Janasek questioned an apparent $11,000 pricing discrepancy, with initial bid requests for generator prices later increased to include installation.
“I have no idea what their charge is for installation,” he said.
Janasek said the generator is sold online for roughly $30,000.
While acknowledging Janasek’s pricing was correct, Viola said the seemingly higher cost from Tri-County Electric includes other assurances.
“The main thing is this, you have an electrician in there who’s doing the work,” he said. “It’s warrantied [and] it’s guaranteed.”
Horn asked what relative value could be associated with the work being warrantied.
Viola said the project general contractor, Whayland, has to guarantee any aspects of the its work and any performed by subcontractors.
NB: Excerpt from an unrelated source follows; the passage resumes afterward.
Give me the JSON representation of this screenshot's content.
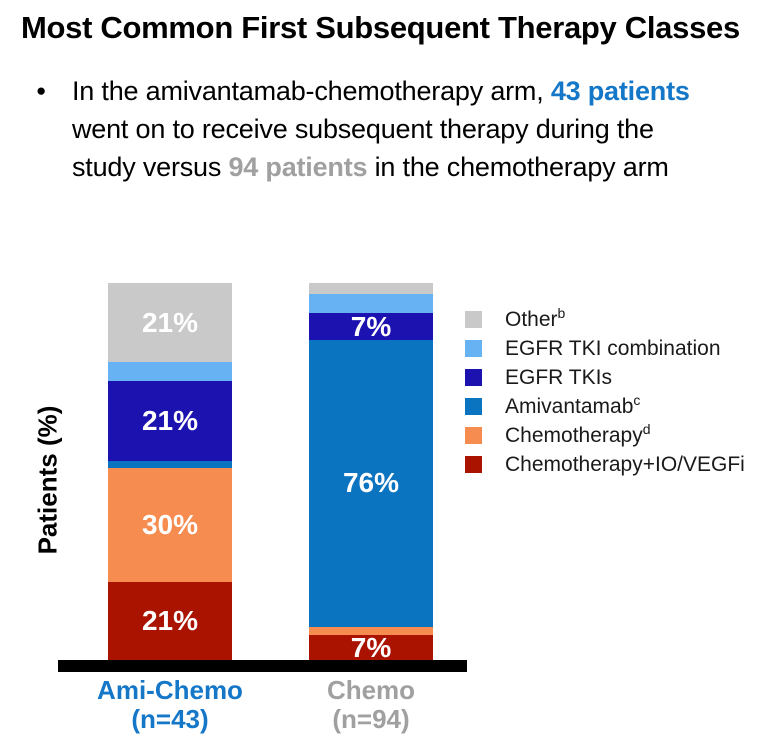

“In order for Whayland to warranty and guarantee that work in their piece, I can’t just bring in somebody. I can, but then they’re not going to guarantee it,” he said.
Director Larry Perrone said product liability issues could arise if the association bought the generator directly.
“It gives us the opportunity should something go wrong to go back to Whayland, who we know has insurance,” he said. “We assume Tri County has it, and if they don’t, Whayland is responsible.”
The board then voted to enter closed session to discuss potential adjustments to assessment collections in reaction to the current pandemic.
Parks issued a statement following the closed session to evaluate payment options for me
mbers concerned regarding lost incomes.
“Options regarding pushing back the due date, establishing payment plans and other possibilities are currently being evaluated,” Parks said. “While these approaches seem simple in concept, we do need to consider the effect any option has on our ability to meet existing financial obligations both in the short and long term.”
Parks said in addition to meeting membership needs, OPA employees, services and amenities also must be considered.
Since the association still needs to maintain operations, although not at full steam, members who have the ability to pay assessments on time are requested to do so.
“This approach will lessen the burden on determining an alternate funding source during these times,” he said. “Paying on time also allows additional options to be considered to help our neighbors who are more severely impacted by the pandemic.”
The board plans to unveil more concrete plans regarding assessment collections during its next regularly scheduled meeting on April 1.